I was using the Ubuntu Jaunty Alpha's, and they were better and more stable 
than Intrepid.  It's a good upgrade from Intrepid.

However, just before the beta, the last alpha I believe, an update rendered 
the computer non-bootable.  I tried booting from the CD, then chroot to the 
partition.  I told dpkg to finish whatever it was doing - no change.  I suspect 
an apt-get upgrade might fix it, but that would require more than a chroot to 
get network access and all the config files mounted. 

Is it worthwhile to use the CD, go to init 1, chroot, then go to init 3, and 
try run apt?  Will that get the network running in the chroot jail?

Or, would it be faster to backup our home directories (less than 1GB) and 
resinstall?  I'm leaning towards that solution, since this machine needs to be 
running.

Jeremy
Yes, I know, it said not to use alphas with a production box...

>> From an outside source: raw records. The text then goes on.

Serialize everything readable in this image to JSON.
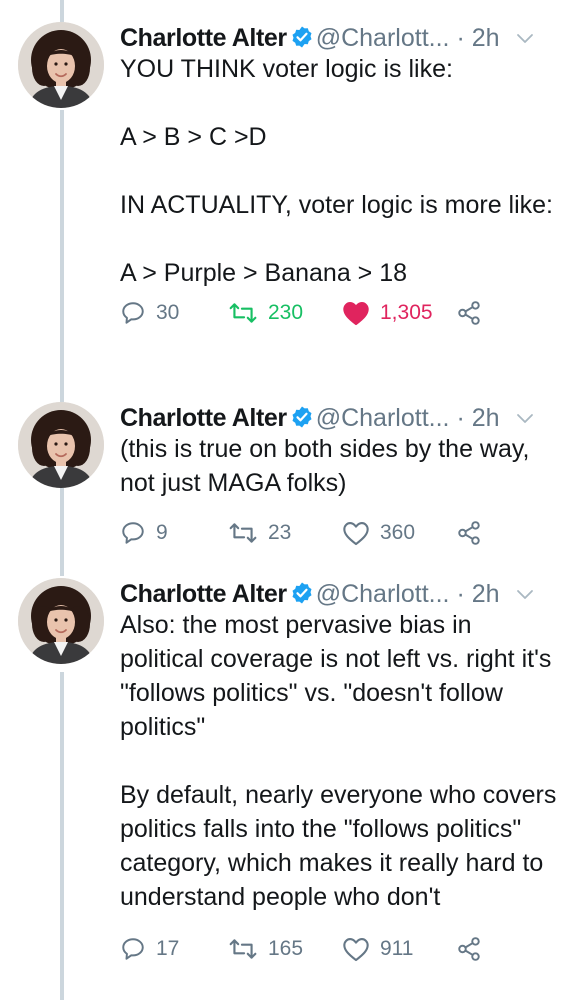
{
  "tweets": [
    {
      "name": "Charlotte Alter",
      "handle": "@Charlott...",
      "dot": "·",
      "time": "2h",
      "text": "YOU THINK voter logic is like:\n\nA > B > C >D\n\nIN ACTUALITY, voter logic is more like:\n\nA > Purple > Banana > 18",
      "replies": "30",
      "retweets": "230",
      "likes": "1,305",
      "retweeted": true,
      "liked": true
    },
    {
      "name": "Charlotte Alter",
      "handle": "@Charlott...",
      "dot": "·",
      "time": "2h",
      "text": "(this is true on both sides by the way, not just MAGA folks)",
      "replies": "9",
      "retweets": "23",
      "likes": "360",
      "retweeted": false,
      "liked": false
    },
    {
      "name": "Charlotte Alter",
      "handle": "@Charlott...",
      "dot": "·",
      "time": "2h",
      "text": "Also: the most pervasive bias in political coverage is not left vs. right it's \"follows politics\" vs. \"doesn't follow politics\"\n\nBy default, nearly everyone who covers politics falls into the \"follows politics\" category, which makes it really hard to understand people who don't",
      "replies": "17",
      "retweets": "165",
      "likes": "911",
      "retweeted": false,
      "liked": false
    }
  ],
  "icons": {
    "verified": "verified-badge-icon",
    "menu": "chevron-down-icon",
    "reply": "reply-icon",
    "retweet": "retweet-icon",
    "like": "heart-icon",
    "share": "share-icon"
  },
  "colors": {
    "text": "#14171a",
    "muted": "#657786",
    "verified": "#1da1f2",
    "retweet_active": "#17bf63",
    "like_active": "#e0245e",
    "thread_line": "#ccd6dd"
  }
}
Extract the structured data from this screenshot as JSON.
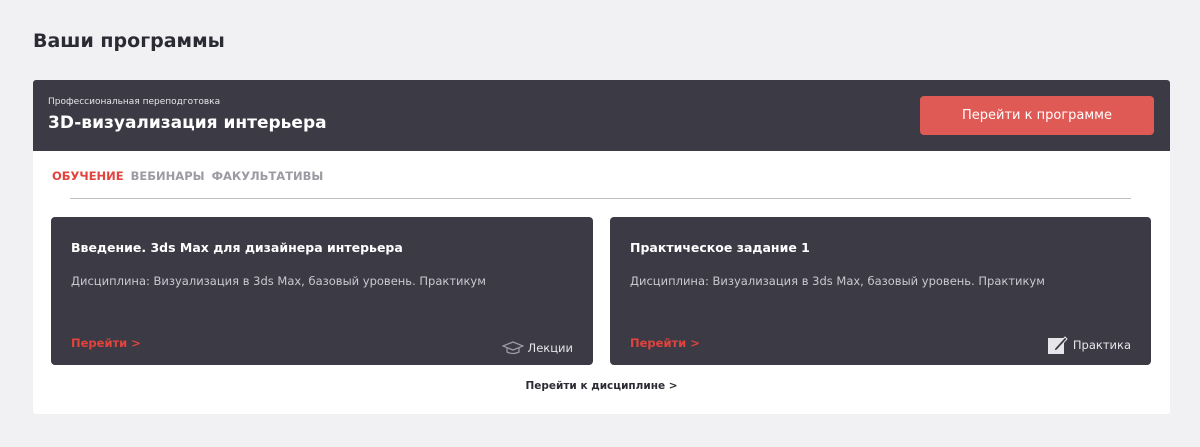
{
  "page_title": "Ваши программы",
  "program": {
    "subtitle": "Профессиональная переподготовка",
    "title": "3D-визуализация интерьера",
    "button": "Перейти к программе"
  },
  "tabs": [
    {
      "label": "ОБУЧЕНИЕ",
      "active": true
    },
    {
      "label": "ВЕБИНАРЫ"
    },
    {
      "label": "ФАКУЛЬТАТИВЫ"
    }
  ],
  "cards": [
    {
      "title": "Введение. 3ds Max для дизайнера интерьера",
      "discipline": "Дисциплина: Визуализация в 3ds Max, базовый уровень. Практикум",
      "link": "Перейти >",
      "type": "Лекции",
      "icon": "graduation-cap-icon"
    },
    {
      "title": "Практическое задание 1",
      "discipline": "Дисциплина: Визуализация в 3ds Max, базовый уровень. Практикум",
      "link": "Перейти >",
      "type": "Практика",
      "icon": "edit-icon"
    }
  ],
  "discipline_link": "Перейти к дисциплине >"
}
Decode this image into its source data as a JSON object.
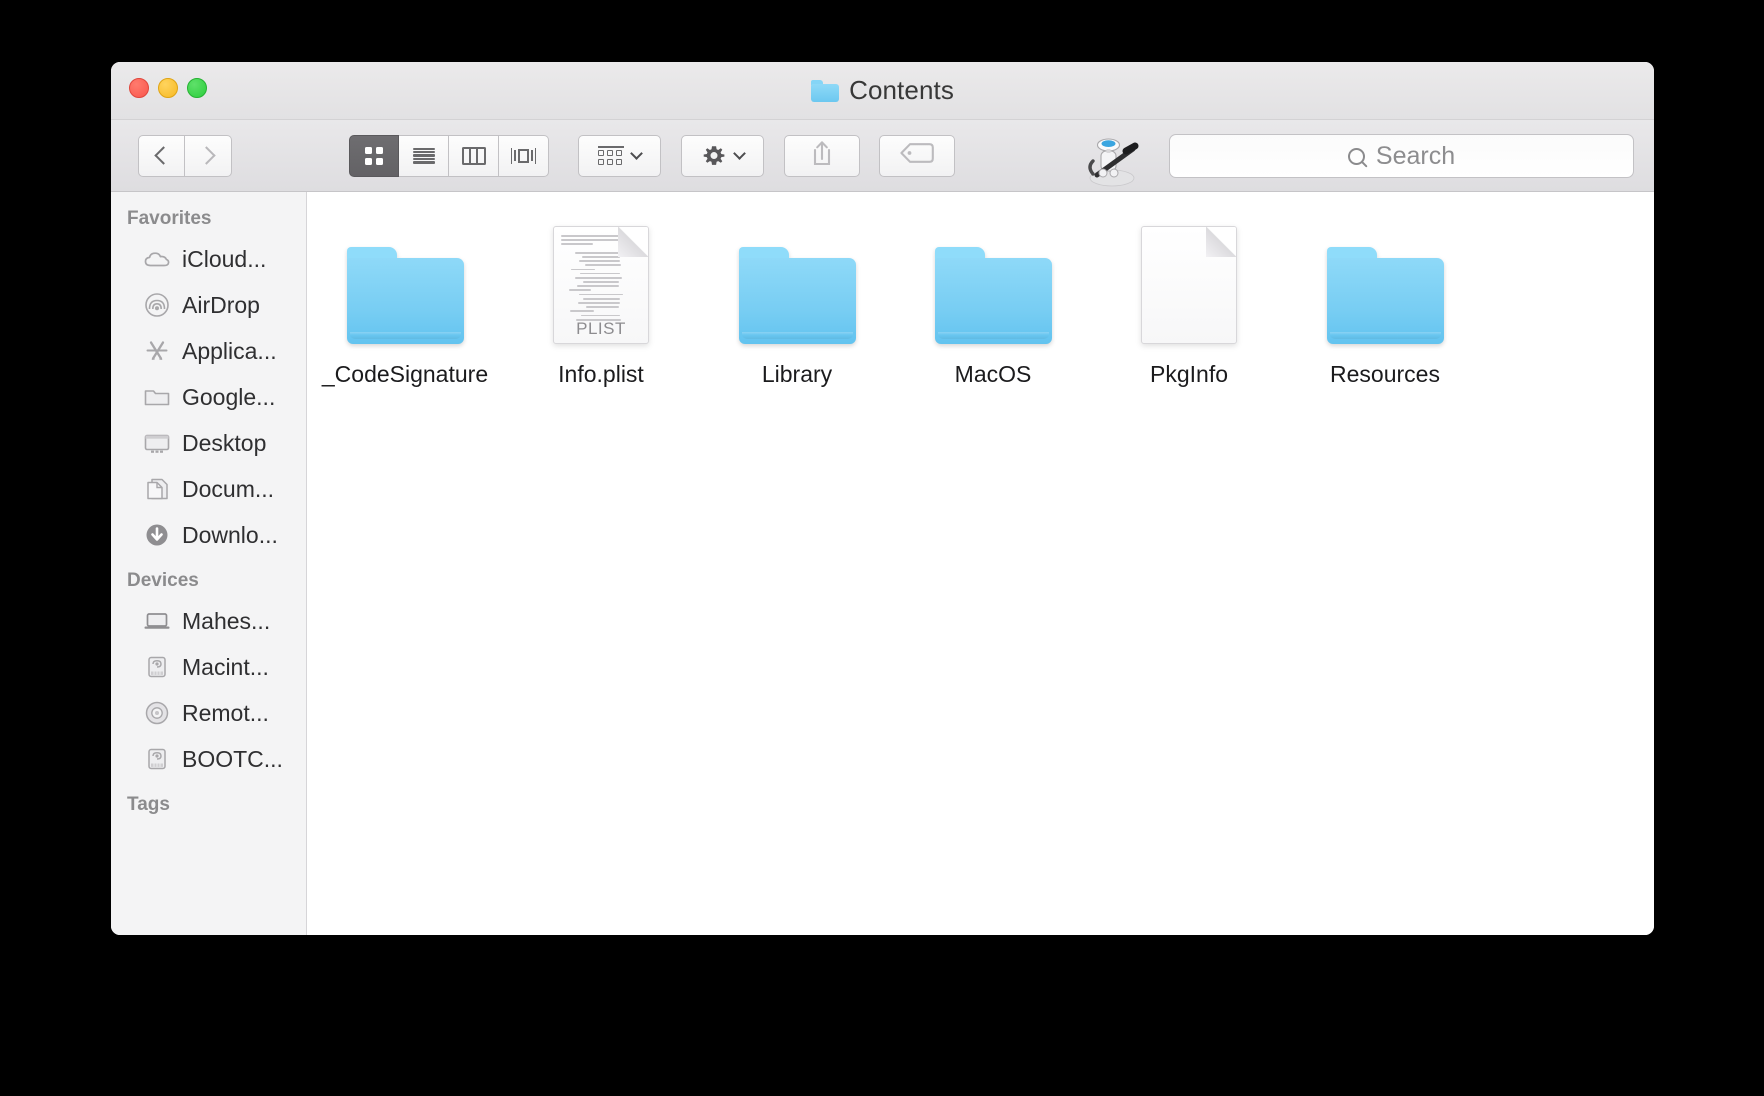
{
  "window": {
    "title": "Contents",
    "title_icon": "folder-icon",
    "traffic_lights": [
      {
        "name": "close",
        "color": "#f9564c"
      },
      {
        "name": "minimize",
        "color": "#f7b924"
      },
      {
        "name": "zoom",
        "color": "#2cce3c"
      }
    ]
  },
  "toolbar": {
    "back_label": "Back",
    "forward_label": "Forward",
    "view_modes": [
      {
        "name": "icon-view",
        "icon": "grid-icon",
        "active": true
      },
      {
        "name": "list-view",
        "icon": "list-icon",
        "active": false
      },
      {
        "name": "column-view",
        "icon": "columns-icon",
        "active": false
      },
      {
        "name": "coverflow-view",
        "icon": "coverflow-icon",
        "active": false
      }
    ],
    "arrange_label": "Arrange",
    "arrange_icon": "arrange-icon",
    "action_label": "Action",
    "action_icon": "gear-icon",
    "share_label": "Share",
    "share_icon": "share-icon",
    "tag_label": "Tags",
    "tag_icon": "tag-icon",
    "automator_icon": "automator-robot-icon"
  },
  "search": {
    "placeholder": "Search",
    "value": "",
    "icon": "search-icon"
  },
  "sidebar": {
    "sections": [
      {
        "header": "Favorites",
        "items": [
          {
            "label": "iCloud...",
            "icon": "icloud-icon"
          },
          {
            "label": "AirDrop",
            "icon": "airdrop-icon"
          },
          {
            "label": "Applica...",
            "icon": "applications-icon"
          },
          {
            "label": "Google...",
            "icon": "folder-icon"
          },
          {
            "label": "Desktop",
            "icon": "desktop-icon"
          },
          {
            "label": "Docum...",
            "icon": "documents-icon"
          },
          {
            "label": "Downlo...",
            "icon": "downloads-icon"
          }
        ]
      },
      {
        "header": "Devices",
        "items": [
          {
            "label": "Mahes...",
            "icon": "laptop-icon"
          },
          {
            "label": "Macint...",
            "icon": "harddisk-icon"
          },
          {
            "label": "Remot...",
            "icon": "optical-disc-icon"
          },
          {
            "label": "BOOTC...",
            "icon": "harddisk-icon"
          }
        ]
      },
      {
        "header": "Tags",
        "items": []
      }
    ]
  },
  "content": {
    "files": [
      {
        "name": "_CodeSignature",
        "kind": "folder"
      },
      {
        "name": "Info.plist",
        "kind": "plist"
      },
      {
        "name": "Library",
        "kind": "folder"
      },
      {
        "name": "MacOS",
        "kind": "folder"
      },
      {
        "name": "PkgInfo",
        "kind": "document"
      },
      {
        "name": "Resources",
        "kind": "folder"
      }
    ],
    "plist_badge": "PLIST"
  },
  "colors": {
    "folder_blue": "#77cdf3",
    "titlebar": "#e6e5e7",
    "sidebar_bg": "#f4f4f5",
    "content_bg": "#ffffff",
    "selection": "#6e6d70"
  }
}
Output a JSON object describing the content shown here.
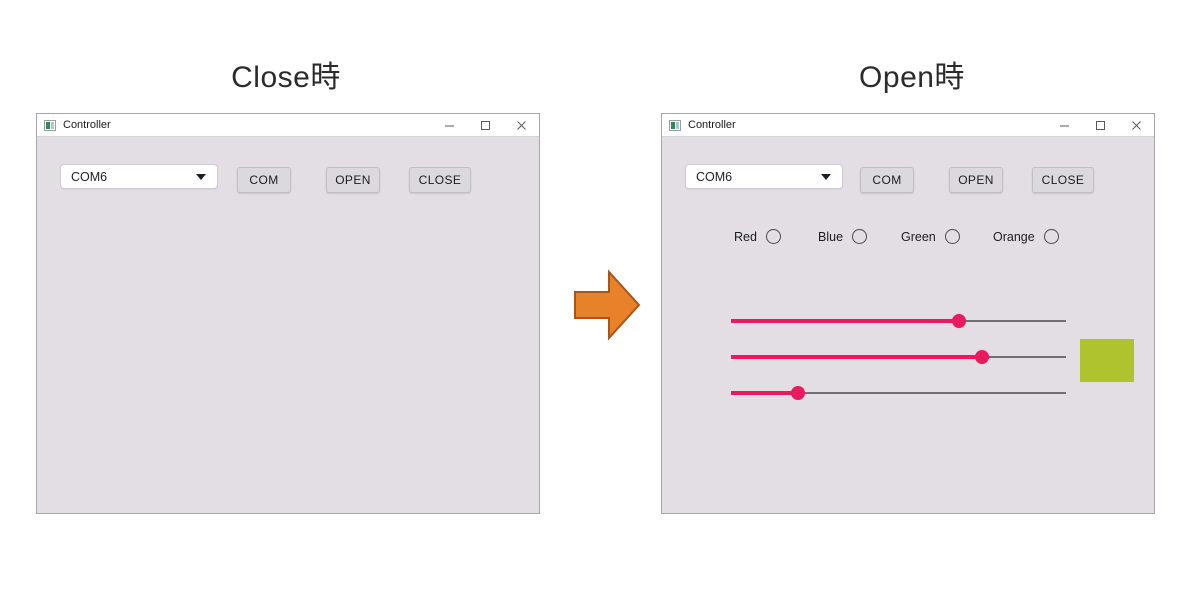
{
  "page": {
    "background": "#ffffff",
    "arrow": {
      "name": "right-arrow",
      "fill": "#E8822A",
      "stroke": "#A8551B"
    }
  },
  "captions": {
    "close_state": "Close時",
    "open_state": "Open時"
  },
  "colors": {
    "window_client_bg": "#E2DEE3",
    "titlebar_bg": "#FFFFFF",
    "window_border": "#A8A5AE",
    "button_bg": "#DCD9DE",
    "button_border": "#C2BEC6",
    "combo_bg": "#FFFFFF",
    "slider_fill": "#EA1A5F",
    "slider_track": "#6F6F72",
    "slider_thumb": "#EA1A5F",
    "color_swatch": "#AFC32E",
    "radio_outline": "#4A4A4A",
    "text": "#1C1C1C"
  },
  "window_close": {
    "titlebar": {
      "icon": "app-icon",
      "title": "Controller",
      "minimize": "minimize-icon",
      "maximize": "maximize-icon",
      "close": "close-icon"
    },
    "combo": {
      "value": "COM6",
      "placeholder": "COM6",
      "arrow_icon": "chevron-down-icon"
    },
    "buttons": {
      "com": "COM",
      "open": "OPEN",
      "close": "CLOSE"
    }
  },
  "window_open": {
    "titlebar": {
      "icon": "app-icon",
      "title": "Controller",
      "minimize": "minimize-icon",
      "maximize": "maximize-icon",
      "close": "close-icon"
    },
    "combo": {
      "value": "COM6",
      "placeholder": "COM6",
      "arrow_icon": "chevron-down-icon"
    },
    "buttons": {
      "com": "COM",
      "open": "OPEN",
      "close": "CLOSE"
    },
    "radios": [
      {
        "label": "Red",
        "selected": false
      },
      {
        "label": "Blue",
        "selected": false
      },
      {
        "label": "Green",
        "selected": false
      },
      {
        "label": "Orange",
        "selected": false
      }
    ],
    "sliders": [
      {
        "name": "slider-1",
        "percent": 68
      },
      {
        "name": "slider-2",
        "percent": 75
      },
      {
        "name": "slider-3",
        "percent": 20
      }
    ],
    "color_preview": {
      "name": "color-preview-swatch",
      "color": "#AFC32E"
    }
  }
}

On Sunday 19 April 2009 11:27:56 am Tony Yarusso wrote:
> On Sun, Apr 19, 2009 at 9:18 AM, John Gateley <tclug at jfoo.org> wrote:
> > Is anyone going with expertise at VMWare? I tried installing the
> > beta on my macbook (vmware fusion) but had no luck with the tools.
>
> I certainly wouldn't call it expertise, but I did succeed in
> installing a previous Ubuntu version in VMWare Fusion and might be
> able to remember what I did, and hope to be present for at least some
> portion.  I think it involved compiling some stuff manually, which it
> really shouldn't, but may have been what worked at the time.